Jimmy Carter, who served as US President from 1977 to 1981, passed away on Sunday at 100.
His desire to focus his presidency’s foreign policy on Middle East politics inevitably involved balancing relations with Israel and its Arab neighbors in the aftermath of the 1973 Yom Kippur War.
Carter considered the 1978 Camp David Accords, a peace agreement between then-Egyptian president Anwar al-Sadat and former Israeli prime minister Menachem Begin, to be a major achievement. The agreement led Sadat and Begin to receive the Nobel Peace Prize and secure a peace that has remained stable for 46 years.
While it received opposition at the time from Israeli society and still remains heavily criticized by the Egyptian populace, this was a peace agreement between Israel and the country, which, until then, had played the role of Israel’s most militarily and politically influential antagonist.

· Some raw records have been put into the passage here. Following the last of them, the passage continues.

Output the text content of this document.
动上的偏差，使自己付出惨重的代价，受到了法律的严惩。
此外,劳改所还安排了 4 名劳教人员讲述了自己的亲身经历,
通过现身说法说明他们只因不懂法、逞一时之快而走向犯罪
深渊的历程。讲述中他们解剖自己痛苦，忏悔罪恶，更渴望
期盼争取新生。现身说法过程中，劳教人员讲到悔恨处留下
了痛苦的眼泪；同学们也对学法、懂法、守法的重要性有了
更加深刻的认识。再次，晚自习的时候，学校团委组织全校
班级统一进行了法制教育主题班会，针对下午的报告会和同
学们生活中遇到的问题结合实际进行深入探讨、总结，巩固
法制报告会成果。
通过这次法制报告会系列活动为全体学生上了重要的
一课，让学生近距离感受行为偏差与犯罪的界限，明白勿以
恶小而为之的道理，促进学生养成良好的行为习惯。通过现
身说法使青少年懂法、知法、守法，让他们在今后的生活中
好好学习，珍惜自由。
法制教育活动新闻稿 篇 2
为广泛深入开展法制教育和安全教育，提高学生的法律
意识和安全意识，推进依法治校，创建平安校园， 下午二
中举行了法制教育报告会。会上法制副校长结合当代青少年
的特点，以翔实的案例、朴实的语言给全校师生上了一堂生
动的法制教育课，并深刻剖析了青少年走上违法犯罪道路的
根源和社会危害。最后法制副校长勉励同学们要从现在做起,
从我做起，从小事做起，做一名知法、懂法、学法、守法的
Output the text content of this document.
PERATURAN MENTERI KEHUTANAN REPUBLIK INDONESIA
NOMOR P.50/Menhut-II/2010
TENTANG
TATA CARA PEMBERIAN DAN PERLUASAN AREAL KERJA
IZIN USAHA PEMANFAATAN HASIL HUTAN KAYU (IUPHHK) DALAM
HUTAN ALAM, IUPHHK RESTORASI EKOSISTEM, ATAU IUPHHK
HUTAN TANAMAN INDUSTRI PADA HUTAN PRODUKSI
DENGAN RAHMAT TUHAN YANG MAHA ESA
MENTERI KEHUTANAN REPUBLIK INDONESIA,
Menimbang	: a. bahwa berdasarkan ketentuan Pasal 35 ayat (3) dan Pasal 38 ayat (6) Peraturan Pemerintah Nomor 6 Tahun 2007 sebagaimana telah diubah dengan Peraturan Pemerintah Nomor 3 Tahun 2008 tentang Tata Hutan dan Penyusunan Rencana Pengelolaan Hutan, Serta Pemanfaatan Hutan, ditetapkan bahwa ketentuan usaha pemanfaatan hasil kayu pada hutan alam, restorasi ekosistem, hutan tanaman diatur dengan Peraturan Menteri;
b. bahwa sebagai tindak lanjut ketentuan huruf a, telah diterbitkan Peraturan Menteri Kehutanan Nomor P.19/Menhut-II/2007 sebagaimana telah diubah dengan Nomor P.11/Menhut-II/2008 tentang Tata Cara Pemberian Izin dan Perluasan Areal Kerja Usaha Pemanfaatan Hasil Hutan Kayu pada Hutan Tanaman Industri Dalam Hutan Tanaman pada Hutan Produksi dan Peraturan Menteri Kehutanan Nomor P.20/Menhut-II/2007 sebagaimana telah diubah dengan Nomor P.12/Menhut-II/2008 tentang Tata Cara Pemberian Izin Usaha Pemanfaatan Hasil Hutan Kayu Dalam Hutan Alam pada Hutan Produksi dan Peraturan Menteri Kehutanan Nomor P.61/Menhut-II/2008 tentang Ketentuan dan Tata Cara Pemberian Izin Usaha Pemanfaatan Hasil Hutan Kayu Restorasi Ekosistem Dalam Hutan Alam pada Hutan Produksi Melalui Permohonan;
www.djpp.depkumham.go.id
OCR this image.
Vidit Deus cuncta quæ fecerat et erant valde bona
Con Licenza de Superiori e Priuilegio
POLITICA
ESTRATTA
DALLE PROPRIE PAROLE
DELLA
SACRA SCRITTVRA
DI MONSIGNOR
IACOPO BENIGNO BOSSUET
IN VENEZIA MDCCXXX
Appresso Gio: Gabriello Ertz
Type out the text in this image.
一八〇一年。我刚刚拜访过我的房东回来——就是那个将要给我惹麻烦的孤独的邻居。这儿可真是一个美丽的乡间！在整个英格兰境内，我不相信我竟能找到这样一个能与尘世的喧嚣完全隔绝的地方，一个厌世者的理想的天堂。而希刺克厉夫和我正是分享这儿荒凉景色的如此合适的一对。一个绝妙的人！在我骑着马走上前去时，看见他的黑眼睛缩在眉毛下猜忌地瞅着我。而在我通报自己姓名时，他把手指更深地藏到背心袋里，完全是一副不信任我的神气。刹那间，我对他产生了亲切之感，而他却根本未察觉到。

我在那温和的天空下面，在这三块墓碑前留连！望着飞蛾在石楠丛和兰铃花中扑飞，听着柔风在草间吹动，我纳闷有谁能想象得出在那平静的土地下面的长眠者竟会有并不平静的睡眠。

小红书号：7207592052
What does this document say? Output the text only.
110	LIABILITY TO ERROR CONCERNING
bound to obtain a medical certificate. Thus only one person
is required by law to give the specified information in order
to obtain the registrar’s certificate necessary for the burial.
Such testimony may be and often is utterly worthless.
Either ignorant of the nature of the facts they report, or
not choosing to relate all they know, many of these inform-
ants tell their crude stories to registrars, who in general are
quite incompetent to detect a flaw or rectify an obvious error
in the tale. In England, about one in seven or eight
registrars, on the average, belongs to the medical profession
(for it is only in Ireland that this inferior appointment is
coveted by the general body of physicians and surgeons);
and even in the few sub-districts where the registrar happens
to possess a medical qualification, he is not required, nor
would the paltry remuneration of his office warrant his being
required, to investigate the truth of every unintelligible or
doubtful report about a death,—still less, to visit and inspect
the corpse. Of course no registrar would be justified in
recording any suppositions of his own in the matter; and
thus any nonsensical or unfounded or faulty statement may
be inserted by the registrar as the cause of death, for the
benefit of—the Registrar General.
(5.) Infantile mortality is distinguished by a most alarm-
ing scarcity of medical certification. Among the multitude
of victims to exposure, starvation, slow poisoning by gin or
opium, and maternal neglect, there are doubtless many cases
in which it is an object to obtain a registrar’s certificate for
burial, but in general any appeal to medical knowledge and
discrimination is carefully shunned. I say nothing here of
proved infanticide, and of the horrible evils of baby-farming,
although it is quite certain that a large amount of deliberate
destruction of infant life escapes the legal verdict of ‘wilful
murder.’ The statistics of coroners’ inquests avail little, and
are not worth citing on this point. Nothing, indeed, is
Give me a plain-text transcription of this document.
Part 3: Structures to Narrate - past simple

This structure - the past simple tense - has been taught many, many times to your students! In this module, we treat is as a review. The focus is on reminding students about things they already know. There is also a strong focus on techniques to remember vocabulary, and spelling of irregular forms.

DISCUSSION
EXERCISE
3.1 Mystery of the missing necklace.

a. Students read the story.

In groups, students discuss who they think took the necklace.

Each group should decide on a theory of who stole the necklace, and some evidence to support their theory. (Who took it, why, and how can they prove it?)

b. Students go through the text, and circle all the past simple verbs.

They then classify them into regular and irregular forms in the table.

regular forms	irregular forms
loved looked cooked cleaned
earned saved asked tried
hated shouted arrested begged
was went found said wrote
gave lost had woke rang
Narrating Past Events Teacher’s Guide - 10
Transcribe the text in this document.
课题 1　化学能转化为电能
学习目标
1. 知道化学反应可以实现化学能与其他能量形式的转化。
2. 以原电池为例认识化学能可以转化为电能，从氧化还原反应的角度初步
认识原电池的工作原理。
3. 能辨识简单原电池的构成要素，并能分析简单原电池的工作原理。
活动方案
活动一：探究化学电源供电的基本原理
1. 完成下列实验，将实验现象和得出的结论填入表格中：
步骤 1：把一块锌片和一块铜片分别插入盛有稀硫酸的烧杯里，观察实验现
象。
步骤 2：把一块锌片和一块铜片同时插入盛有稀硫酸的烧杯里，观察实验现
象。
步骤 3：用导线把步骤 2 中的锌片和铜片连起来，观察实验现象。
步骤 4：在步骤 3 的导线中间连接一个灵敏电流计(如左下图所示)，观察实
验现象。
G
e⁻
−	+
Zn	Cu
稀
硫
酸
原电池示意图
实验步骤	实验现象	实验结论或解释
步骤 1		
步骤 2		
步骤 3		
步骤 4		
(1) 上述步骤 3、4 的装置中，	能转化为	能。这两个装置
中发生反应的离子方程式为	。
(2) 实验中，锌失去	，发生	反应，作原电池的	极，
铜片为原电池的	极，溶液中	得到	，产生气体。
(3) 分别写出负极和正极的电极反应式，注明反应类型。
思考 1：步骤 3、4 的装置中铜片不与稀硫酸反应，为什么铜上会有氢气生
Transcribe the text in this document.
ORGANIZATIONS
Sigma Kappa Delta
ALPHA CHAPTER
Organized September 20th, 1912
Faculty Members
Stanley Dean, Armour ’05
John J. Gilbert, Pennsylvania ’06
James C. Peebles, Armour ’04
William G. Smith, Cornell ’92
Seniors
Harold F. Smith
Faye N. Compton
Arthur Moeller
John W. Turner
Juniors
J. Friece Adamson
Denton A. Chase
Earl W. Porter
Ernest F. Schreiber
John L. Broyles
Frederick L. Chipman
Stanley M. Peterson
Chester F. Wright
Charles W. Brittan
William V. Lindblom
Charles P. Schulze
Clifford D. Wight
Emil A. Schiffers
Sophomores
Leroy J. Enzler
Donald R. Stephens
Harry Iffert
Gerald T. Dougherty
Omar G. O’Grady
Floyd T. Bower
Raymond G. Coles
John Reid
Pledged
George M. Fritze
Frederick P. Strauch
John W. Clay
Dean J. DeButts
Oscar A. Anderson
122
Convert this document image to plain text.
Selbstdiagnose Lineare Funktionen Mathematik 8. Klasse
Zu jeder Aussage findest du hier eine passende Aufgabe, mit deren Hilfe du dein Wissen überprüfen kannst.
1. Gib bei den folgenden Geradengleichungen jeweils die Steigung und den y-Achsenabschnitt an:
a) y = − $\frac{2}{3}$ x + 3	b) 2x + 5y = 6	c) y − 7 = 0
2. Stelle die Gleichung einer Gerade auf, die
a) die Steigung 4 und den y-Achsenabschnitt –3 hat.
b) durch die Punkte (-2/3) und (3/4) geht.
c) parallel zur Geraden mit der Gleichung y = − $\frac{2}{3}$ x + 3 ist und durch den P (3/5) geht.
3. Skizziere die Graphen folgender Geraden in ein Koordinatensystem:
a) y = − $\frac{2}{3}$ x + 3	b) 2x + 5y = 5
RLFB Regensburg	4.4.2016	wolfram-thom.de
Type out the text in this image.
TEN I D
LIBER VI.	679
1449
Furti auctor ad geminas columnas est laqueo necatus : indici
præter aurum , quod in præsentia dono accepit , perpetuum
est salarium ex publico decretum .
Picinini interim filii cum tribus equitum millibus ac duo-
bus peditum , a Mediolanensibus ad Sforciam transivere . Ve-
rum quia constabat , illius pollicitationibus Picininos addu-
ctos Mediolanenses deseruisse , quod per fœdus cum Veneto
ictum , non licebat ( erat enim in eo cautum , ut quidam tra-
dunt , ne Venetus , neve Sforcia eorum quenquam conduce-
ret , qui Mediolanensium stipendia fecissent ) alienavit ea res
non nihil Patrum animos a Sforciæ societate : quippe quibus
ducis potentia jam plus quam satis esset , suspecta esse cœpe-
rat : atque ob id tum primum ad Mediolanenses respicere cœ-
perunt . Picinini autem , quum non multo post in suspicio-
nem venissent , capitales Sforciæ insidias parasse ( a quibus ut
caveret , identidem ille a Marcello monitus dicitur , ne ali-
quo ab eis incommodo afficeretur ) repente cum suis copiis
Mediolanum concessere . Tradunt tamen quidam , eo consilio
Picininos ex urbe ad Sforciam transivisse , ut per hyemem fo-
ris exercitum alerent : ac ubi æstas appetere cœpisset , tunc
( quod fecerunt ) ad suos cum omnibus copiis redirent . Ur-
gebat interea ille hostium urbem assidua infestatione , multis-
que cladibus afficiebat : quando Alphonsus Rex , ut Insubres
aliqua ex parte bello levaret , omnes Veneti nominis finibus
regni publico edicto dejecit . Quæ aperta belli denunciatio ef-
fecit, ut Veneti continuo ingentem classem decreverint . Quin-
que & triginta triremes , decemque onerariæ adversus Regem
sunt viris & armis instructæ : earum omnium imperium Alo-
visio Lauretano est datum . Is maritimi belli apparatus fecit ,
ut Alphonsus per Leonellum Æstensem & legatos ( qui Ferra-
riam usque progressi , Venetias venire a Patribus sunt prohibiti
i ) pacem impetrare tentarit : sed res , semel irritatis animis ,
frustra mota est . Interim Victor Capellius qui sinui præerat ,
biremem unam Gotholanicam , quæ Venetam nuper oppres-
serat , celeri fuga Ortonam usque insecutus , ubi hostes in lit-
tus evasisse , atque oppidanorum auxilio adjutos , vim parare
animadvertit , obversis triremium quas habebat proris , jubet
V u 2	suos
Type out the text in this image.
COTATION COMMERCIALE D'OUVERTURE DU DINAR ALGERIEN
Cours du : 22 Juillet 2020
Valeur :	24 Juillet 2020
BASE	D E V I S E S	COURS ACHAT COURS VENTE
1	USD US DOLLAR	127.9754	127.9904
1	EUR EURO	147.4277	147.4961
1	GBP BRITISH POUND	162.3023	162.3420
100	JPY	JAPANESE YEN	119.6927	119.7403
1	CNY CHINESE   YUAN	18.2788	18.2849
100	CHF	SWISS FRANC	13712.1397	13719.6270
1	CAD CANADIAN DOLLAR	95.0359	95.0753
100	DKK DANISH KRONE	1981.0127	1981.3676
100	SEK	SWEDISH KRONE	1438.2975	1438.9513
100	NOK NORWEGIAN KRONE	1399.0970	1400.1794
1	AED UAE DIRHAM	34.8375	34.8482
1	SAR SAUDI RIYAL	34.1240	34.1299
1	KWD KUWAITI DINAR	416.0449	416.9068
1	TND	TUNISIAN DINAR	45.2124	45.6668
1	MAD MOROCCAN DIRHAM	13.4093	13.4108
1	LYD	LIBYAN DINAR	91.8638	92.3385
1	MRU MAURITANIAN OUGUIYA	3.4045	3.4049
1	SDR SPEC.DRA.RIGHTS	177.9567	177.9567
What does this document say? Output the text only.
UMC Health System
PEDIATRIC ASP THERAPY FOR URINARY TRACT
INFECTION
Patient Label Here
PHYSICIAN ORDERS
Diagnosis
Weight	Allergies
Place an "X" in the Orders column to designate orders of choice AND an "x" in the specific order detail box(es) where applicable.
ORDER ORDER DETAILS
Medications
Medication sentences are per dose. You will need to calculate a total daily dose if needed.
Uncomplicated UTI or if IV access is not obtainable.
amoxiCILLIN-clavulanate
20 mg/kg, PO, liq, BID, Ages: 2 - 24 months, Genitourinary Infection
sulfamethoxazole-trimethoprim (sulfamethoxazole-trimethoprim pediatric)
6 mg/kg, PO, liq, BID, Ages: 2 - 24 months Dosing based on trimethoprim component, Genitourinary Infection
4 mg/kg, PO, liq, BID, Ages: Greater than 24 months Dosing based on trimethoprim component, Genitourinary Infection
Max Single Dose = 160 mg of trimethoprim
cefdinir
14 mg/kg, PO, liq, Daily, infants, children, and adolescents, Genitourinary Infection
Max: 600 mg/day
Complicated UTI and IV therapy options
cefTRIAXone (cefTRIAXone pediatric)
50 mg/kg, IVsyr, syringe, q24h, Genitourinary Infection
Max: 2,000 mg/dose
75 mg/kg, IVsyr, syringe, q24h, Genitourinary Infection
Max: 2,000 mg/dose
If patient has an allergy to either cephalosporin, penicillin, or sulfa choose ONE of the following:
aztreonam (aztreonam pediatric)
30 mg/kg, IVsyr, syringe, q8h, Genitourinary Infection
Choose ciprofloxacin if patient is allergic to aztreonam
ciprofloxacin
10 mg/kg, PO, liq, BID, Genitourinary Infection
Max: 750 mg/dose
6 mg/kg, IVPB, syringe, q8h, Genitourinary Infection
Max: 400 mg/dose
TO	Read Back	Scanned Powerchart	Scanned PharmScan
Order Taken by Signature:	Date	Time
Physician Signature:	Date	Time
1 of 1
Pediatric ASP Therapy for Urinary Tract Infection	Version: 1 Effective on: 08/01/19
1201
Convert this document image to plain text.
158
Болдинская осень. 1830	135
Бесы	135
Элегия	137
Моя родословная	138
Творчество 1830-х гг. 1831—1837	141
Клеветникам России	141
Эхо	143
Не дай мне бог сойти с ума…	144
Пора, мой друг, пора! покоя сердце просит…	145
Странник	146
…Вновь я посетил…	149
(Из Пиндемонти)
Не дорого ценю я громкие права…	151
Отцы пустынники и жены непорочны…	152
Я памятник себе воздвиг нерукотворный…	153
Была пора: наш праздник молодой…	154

Nevertheless, Carter remained a controversial figure in Israeli and American Jewish society.
Criticism of Israel’s Palestinian policies
This is highlighted most by his 2006 book “Palestine: Peace Not Apartheid,” which received heavy criticism due to its comparisons between Israel and Apartheid South Africa’s policies.
In it, Carter expressed his opinion that Israel would not have peace until it agreed to withdraw from the West Bank and Gaza Strip, adding, “The greatest commitment in my life has been trying to bring peace to Israel.”
This was furthered in a 2010 book titled “We Can Have Peace In The Holy Land,” in which Carter cited Israel’s unwillingness to withdraw from the West Bank and Gaza Strip and the expansion of settlements in the West Bank as the primary obstacle to peace in the Middle East.
Carter also held friendly meetings with Palestinian Authority President Mahmoud Abbas and then-President of Hamas’ Political Bureau, Ismail Haniyeh.
Wider Middle East foreign policy moves, such as his handling of the Iran Hostage Crisis, when Iranian protesters broke into the US Embassy in Tehran on November 4, 1979, and held 53 US diplomats and citizens hostage until their eventual release on January 20, 1981. The date of the hostage’s release is widely considered to be a statement by the Islamic Republic denouncing Carter’s policies due to the concurrent inauguration of his successor as president, Ronald Reagan.
This highlighted Carter’s likely mismanagement of the rise to power of the Islamic Republic’s regime throughout the last two years of his tenure as President, which has led to a growing regional power that targets Israel politically and militarily via the Iran-led axis, including Hamas, Hezbollah, and the Houthis.
Further, Carter met with Palestinian Liberation Organization officials in Egypt in 1983 as a former president and, therefore, continued to receive criticism for their long-lasting effects on Israel’s geopolitical position.
Regardless, Carter insisted on his continued support for Israel, even if he disagreed with Jerusalem’s domestic and foreign policies. Others would disagree.